I am implementing long context inference and noticed an odd deficiency of scaled_dot_product_attention
.
In long context inference, a prompt is processed in chunks, so that query
is shorter than key
, value
(in the doc: L < S
). I can pass attn_mask
and set is_causal=False
, but noted that in this case, often only the naive C++ implementation is supported. I’d therefore like to use the is_causal=True
case with L < S
.
But the way this is implemented, it is not really useful. If i
indexes query
, j
indexes key
, the masking is such that what is computed is inner(q_i, k_j) + (-infty) * ind(i < j)
. This means that most entries are -infty
. Say, L = 3, S = 5
. The mask matrix is:
tensor([[0., -inf, -inf, -inf, -inf],
[0., 0., -inf, -inf, -inf],
[0., 0., 0., -inf, -inf]])
That makes no sense, why would I ever want to mask out most score entries? What is needed for inference, is that the mask is
tensor([[0., 0., 0., -inf, -inf],
[0., 0., 0., 0., -inf],
[0., 0., 0., 0., 0.]])
This would correspond to a new chunk of size 3, whereas the KV cache has length 5 (the final 3 slots are for the new tokens).
I do wonder what is the point of this definition of the mask if is_causal=True
, given that only in this special case (so attn_mask=None
), the most efficient SDPA implementations are given.
Sure, I can just use my own implementation in this case, or send in attn_mask
(in which case the efficient SDPA implementations cannot be used), but why?
Note that for large context inference, this IS important.
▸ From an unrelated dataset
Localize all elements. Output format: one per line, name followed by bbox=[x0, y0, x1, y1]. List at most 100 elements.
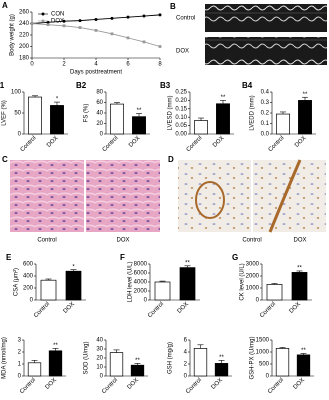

I might have a KV cache of size (say) S = 2 ** 16
and a blocksize for processing the prompt of size L = 2 ** 10
, in which case I’d appreciate a fast SDPA implementation.
As it stands, the case L < S
and is_causal=True
seems not useful to me for anything I’d want to do with SDPA. But if the default mask in this case was defined just a bit differently (see above, more 0s, less -infty), then that would be really useful for long context inference.